Teachers can help students make those connections using communicative reading strategies as the clinician did for her third-grade client. Their sessions, made up of three parts, began with a first read of the day’s material with verbal prompts intended to help him relate to the situations he was seeing on the page. A second time through, she offered fewer comments but responded to the boy’s questions in ways designed to help him connect the story to something meaningful.
“Are they going to have dinner?” the boy asked, as he read about Little Hamster trying to set the table for his mom.
“Dinner, or supper? Which do you have at your house?” the student clinician replied.
Later, when the boy was stuck on a word, she did not ask him to sound it out phonetically but, instead, to make a judgment about what the word had to be, based on the meaning of the sentence.
“So his stomach is speaking. He’s really, really . . .”
“Hungry.”
Later, the boy wrote about what he had read, and finally, they did an activity that used an element from the book. In this case, they prepared an apples-and-peanut-butter snack for each other, the way Little Hamster had tried to make food for his mother.

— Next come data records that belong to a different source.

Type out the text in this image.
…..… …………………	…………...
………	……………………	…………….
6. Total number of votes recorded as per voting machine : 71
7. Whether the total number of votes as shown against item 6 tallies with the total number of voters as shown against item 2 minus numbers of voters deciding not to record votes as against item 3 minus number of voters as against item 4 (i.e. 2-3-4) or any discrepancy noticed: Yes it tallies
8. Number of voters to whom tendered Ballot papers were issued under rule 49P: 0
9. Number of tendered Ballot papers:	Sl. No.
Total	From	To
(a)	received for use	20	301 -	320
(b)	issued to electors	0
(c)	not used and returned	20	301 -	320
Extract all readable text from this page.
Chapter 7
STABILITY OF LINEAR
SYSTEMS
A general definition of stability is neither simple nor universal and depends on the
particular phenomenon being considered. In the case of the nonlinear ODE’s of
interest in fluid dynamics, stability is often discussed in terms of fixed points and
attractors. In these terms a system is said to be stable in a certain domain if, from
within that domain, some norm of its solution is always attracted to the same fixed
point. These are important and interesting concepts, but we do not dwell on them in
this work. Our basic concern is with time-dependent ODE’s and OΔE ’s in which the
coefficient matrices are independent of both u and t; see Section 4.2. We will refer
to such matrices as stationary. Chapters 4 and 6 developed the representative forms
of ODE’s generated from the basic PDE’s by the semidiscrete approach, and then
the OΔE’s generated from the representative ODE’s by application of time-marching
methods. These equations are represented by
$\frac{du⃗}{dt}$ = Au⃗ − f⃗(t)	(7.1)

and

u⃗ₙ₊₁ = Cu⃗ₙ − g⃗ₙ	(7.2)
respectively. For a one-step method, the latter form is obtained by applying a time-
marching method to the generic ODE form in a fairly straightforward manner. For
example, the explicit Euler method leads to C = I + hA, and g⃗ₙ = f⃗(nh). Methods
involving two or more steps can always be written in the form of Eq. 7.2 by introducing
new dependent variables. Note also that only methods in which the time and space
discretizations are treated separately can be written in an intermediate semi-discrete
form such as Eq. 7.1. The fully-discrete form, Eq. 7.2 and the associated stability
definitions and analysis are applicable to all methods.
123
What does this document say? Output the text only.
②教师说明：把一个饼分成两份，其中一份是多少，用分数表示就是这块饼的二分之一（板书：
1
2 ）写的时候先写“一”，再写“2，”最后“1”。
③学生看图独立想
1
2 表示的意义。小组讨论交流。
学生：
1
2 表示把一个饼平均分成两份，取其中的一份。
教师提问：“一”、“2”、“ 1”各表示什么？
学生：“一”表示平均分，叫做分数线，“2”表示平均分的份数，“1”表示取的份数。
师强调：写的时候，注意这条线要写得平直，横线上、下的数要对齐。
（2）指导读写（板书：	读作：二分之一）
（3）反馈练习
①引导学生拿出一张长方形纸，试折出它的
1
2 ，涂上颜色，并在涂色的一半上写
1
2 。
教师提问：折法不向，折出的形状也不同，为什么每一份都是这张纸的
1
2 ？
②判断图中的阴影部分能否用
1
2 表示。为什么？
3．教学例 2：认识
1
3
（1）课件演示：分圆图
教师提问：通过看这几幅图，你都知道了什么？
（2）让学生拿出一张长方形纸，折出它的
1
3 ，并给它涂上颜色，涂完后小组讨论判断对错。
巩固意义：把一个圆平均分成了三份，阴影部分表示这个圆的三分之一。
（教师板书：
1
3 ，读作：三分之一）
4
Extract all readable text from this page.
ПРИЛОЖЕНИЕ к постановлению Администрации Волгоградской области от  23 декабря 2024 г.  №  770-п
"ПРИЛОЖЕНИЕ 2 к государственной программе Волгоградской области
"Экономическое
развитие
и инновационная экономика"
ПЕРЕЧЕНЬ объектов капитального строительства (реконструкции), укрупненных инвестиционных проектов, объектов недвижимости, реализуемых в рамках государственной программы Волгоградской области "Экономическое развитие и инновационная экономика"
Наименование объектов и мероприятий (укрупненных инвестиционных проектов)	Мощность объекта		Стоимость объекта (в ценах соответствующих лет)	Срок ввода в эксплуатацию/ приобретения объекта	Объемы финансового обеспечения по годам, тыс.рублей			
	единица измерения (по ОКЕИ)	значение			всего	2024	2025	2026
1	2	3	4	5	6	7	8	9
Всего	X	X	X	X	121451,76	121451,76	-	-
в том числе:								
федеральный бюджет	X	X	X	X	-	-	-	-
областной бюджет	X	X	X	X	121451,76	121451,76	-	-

Throughout the session, Crowe explained, her student had been focused on building the boy’s understanding, not just on what sounds the words made, or what they meant, but on how they were being used to tell a story and convey ideas.
“He needs to see how words connect meaning,” she said, and so far the sessions have been fruitful. Referred by an area school, the boy started the semester with pre-primary reading skills. At the end, he was reading second- and third-grade texts, with some assistance.